My first hint that something was wrong came when I looked in my Apache server logs–the dreaded “Premature end of script headers”. Trying a Google search was barely helpful, dredging up endless web forums full of the clueless trying to help the desperate.

After much digging, I at least picked up the notion that Apache’s suexec facility might be a little bit culpable. This subsystem is responsible for securely executing CGI programs with reduced privileges, and is highly paranoid. The suexec log baffled me, though–it complained about a uid/gid mismatch, but I couldn’t see what was wrong.

Several years ago, when I was first setting up my network, I created a users group, and gave it a numeric ID of 1000. Red Hat introduced a group of the same name, but with a numeric ID of 100, a few years later. This wasn’t a problem until after I moved all of my files from my old server, where users had a gid of 1000, to my new server, which decided that it would create 50% of files and directories with gid 1000 (as served up by NIS), and 50% with gid 100 (as handed out by the /etc/group file).
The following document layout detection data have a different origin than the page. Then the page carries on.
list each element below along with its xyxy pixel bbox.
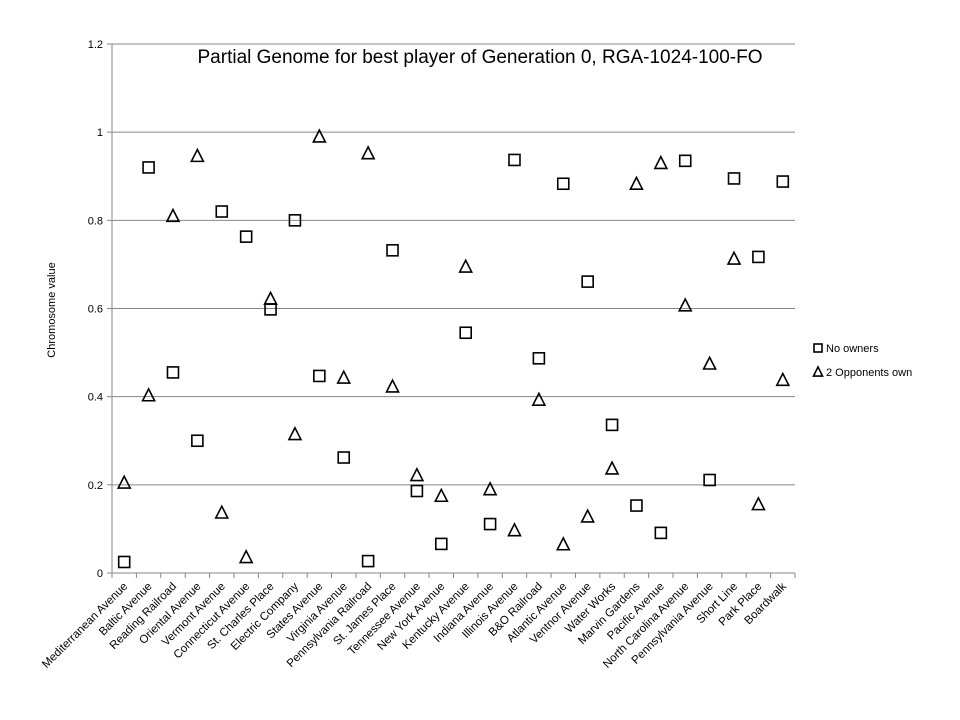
point-no-owners xyxy=(581,275,594,288)
point-no-owners xyxy=(703,473,716,487)
point-2-opponents-own xyxy=(677,297,693,312)
y-tick-label: 0.4 xyxy=(88,392,103,404)
data-points xyxy=(116,128,791,569)
point-2-opponents-own xyxy=(360,145,376,160)
point-2-opponents-own xyxy=(433,487,449,503)
legend-marker-triangle xyxy=(812,365,824,377)
point-no-owners xyxy=(727,172,741,185)
point-2-opponents-own xyxy=(775,371,791,387)
point-no-owners xyxy=(752,250,765,264)
point-no-owners xyxy=(239,230,253,243)
point-no-owners xyxy=(605,418,619,432)
y-tick-label: 0.8 xyxy=(88,215,103,227)
point-no-owners xyxy=(508,153,521,167)
point-no-owners xyxy=(483,517,497,531)
point-no-owners xyxy=(264,303,277,316)
y-axis-label: Chromosome value xyxy=(46,262,58,357)
chart-title: Partial Genome for best player of Genera… xyxy=(198,47,763,68)
point-no-owners xyxy=(532,352,546,365)
point-2-opponents-own xyxy=(531,391,547,406)
y-tick-label: 0 xyxy=(97,568,103,580)
point-no-owners xyxy=(117,555,131,569)
legend: No owners 2 Opponents own xyxy=(812,343,912,379)
point-2-opponents-own xyxy=(238,548,254,564)
point-2-opponents-own xyxy=(141,387,156,402)
point-2-opponents-own xyxy=(116,474,132,489)
point-2-opponents-own xyxy=(165,207,181,223)
point-2-opponents-own xyxy=(385,378,400,393)
legend-marker-square xyxy=(813,343,823,353)
point-no-owners xyxy=(215,205,229,218)
legend-label: No owners xyxy=(826,343,879,355)
point-2-opponents-own xyxy=(458,258,474,273)
point-no-owners xyxy=(386,244,399,257)
y-tick-label: 0.2 xyxy=(88,480,103,492)
point-no-owners xyxy=(288,214,302,227)
point-2-opponents-own xyxy=(263,290,278,306)
gridlines xyxy=(112,43,795,486)
y-tick-label: 1 xyxy=(97,127,103,139)
point-2-opponents-own xyxy=(580,508,595,523)
point-2-opponents-own xyxy=(751,496,766,511)
point-no-owners xyxy=(776,175,790,188)
y-tick-label: 0.6 xyxy=(88,304,103,316)
point-no-owners xyxy=(435,537,448,551)
point-no-owners xyxy=(459,326,472,340)
point-no-owners xyxy=(410,484,424,498)
point-no-owners xyxy=(142,161,155,174)
point-no-owners xyxy=(630,499,643,512)
point-2-opponents-own xyxy=(604,460,620,475)
axes xyxy=(107,43,796,578)
point-no-owners xyxy=(166,366,180,379)
point-no-owners xyxy=(654,526,668,540)
point-2-opponents-own xyxy=(287,425,303,441)
point-2-opponents-own xyxy=(336,369,352,384)
point-no-owners xyxy=(313,369,326,383)
point-no-owners xyxy=(191,434,204,448)
point-2-opponents-own xyxy=(702,355,717,370)
point-2-opponents-own xyxy=(726,250,742,265)
point-2-opponents-own xyxy=(312,128,327,143)
point-2-opponents-own xyxy=(507,522,522,537)
y-tick-labels: 0 0.2 0.4 0.6 0.8 1 1.2 xyxy=(88,39,103,580)
point-2-opponents-own xyxy=(629,175,644,190)
point-2-opponents-own xyxy=(482,481,498,496)
point-2-opponents-own xyxy=(555,536,571,551)
point-2-opponents-own xyxy=(190,147,205,163)
y-tick-label: 1.2 xyxy=(88,39,103,51)
point-no-owners xyxy=(337,451,351,464)
point-no-owners xyxy=(678,154,692,168)
point-2-opponents-own xyxy=(409,466,425,482)
point-2-opponents-own xyxy=(653,154,669,170)
point-no-owners xyxy=(361,554,375,568)
point-no-owners xyxy=(556,177,570,191)
legend-label: 2 Opponents own xyxy=(826,367,912,379)
point-2-opponents-own xyxy=(214,504,230,519)
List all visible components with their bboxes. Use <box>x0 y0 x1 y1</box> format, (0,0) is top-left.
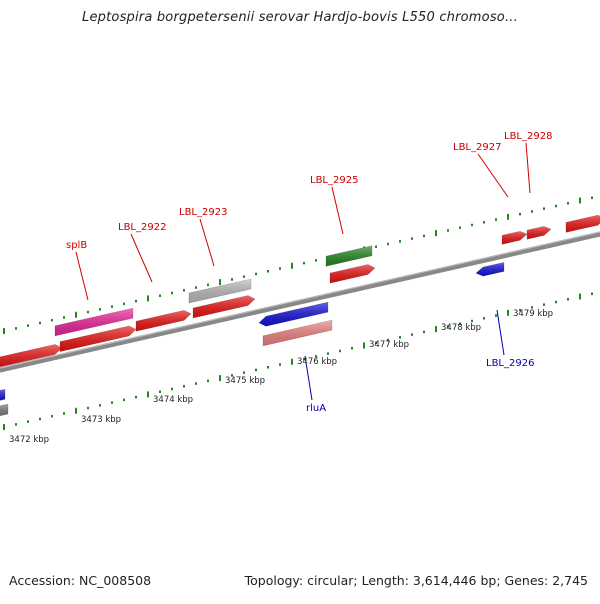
genome-info-text: Topology: circular; Length: 3,614,446 bp… <box>244 573 588 588</box>
gene-feature-red[interactable] <box>526 226 552 240</box>
scale-label-3475: 3475 kbp <box>225 376 265 386</box>
leader-splB <box>75 251 89 301</box>
gene-feature-red[interactable] <box>192 295 256 319</box>
gene-label-LBL_2925[interactable]: LBL_2925 <box>310 175 358 186</box>
scale-label-3478: 3478 kbp <box>441 323 481 333</box>
leader-LBL_2926 <box>496 309 505 356</box>
gene-label-LBL_2923[interactable]: LBL_2923 <box>179 207 227 218</box>
scale-label-3472: 3472 kbp <box>9 435 49 445</box>
scale-label-3473: 3473 kbp <box>81 415 121 425</box>
gene-label-LBL_2927[interactable]: LBL_2927 <box>453 142 501 153</box>
gene-feature-blue[interactable] <box>475 261 505 277</box>
label-leader-lines <box>75 142 531 401</box>
gene-feature-green[interactable] <box>325 245 373 267</box>
genome-backbone-highlight <box>0 231 600 369</box>
gene-feature-red[interactable] <box>565 214 600 233</box>
scale-label-3479: 3479 kbp <box>513 309 553 319</box>
accession-text: Accession: NC_008508 <box>9 573 152 588</box>
scale-label-3477: 3477 kbp <box>369 340 409 350</box>
chromosome-title: Leptospira borgpetersenii serovar Hardjo… <box>82 10 518 25</box>
gene-feature-gray[interactable] <box>188 278 252 304</box>
gene-feature-red[interactable] <box>59 325 137 352</box>
genome-backbone <box>0 231 600 373</box>
gene-feature-red[interactable] <box>0 344 63 369</box>
scale-ticks <box>3 196 593 431</box>
gene-feature-red[interactable] <box>135 310 192 332</box>
gene-feature-pink[interactable] <box>54 307 134 337</box>
gene-feature-salmon[interactable] <box>262 319 333 347</box>
gene-feature-blue[interactable] <box>0 388 6 401</box>
leader-LBL_2922 <box>130 233 153 283</box>
gene-label-rluA[interactable]: rluA <box>306 403 326 414</box>
gene-features <box>0 214 600 418</box>
leader-LBL_2923 <box>199 218 215 267</box>
gene-label-LBL_2926[interactable]: LBL_2926 <box>486 358 534 369</box>
gene-feature-blue[interactable] <box>258 301 329 327</box>
gene-label-LBL_2922[interactable]: LBL_2922 <box>118 222 166 233</box>
gene-feature-gray[interactable] <box>0 403 9 418</box>
gene-feature-red[interactable] <box>501 230 528 245</box>
scale-label-3474: 3474 kbp <box>153 395 193 405</box>
gene-label-splB[interactable]: splB <box>66 240 87 251</box>
leader-LBL_2927 <box>477 153 509 198</box>
gene-label-LBL_2928[interactable]: LBL_2928 <box>504 131 552 142</box>
scale-label-3476: 3476 kbp <box>297 357 337 367</box>
leader-LBL_2928 <box>525 142 531 194</box>
leader-rluA <box>304 355 313 401</box>
gene-feature-red[interactable] <box>329 264 376 284</box>
leader-LBL_2925 <box>331 186 344 235</box>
Which is where we get to tonight’s suspicious head-scratching over the suexec log.

More excitingly, the entries in the suexec log happened to character-wrap in my terminal window at, yes, exactly the point where it would be hardest to tell whether I was reading 100 or 1000, so I didn’t spot the mismatch for several minutes.

Oh, and did I mention that this was just one of tonight’s blog-configuration pleasures? I’m using Linux voluntarily; evidently, I chose to suffer.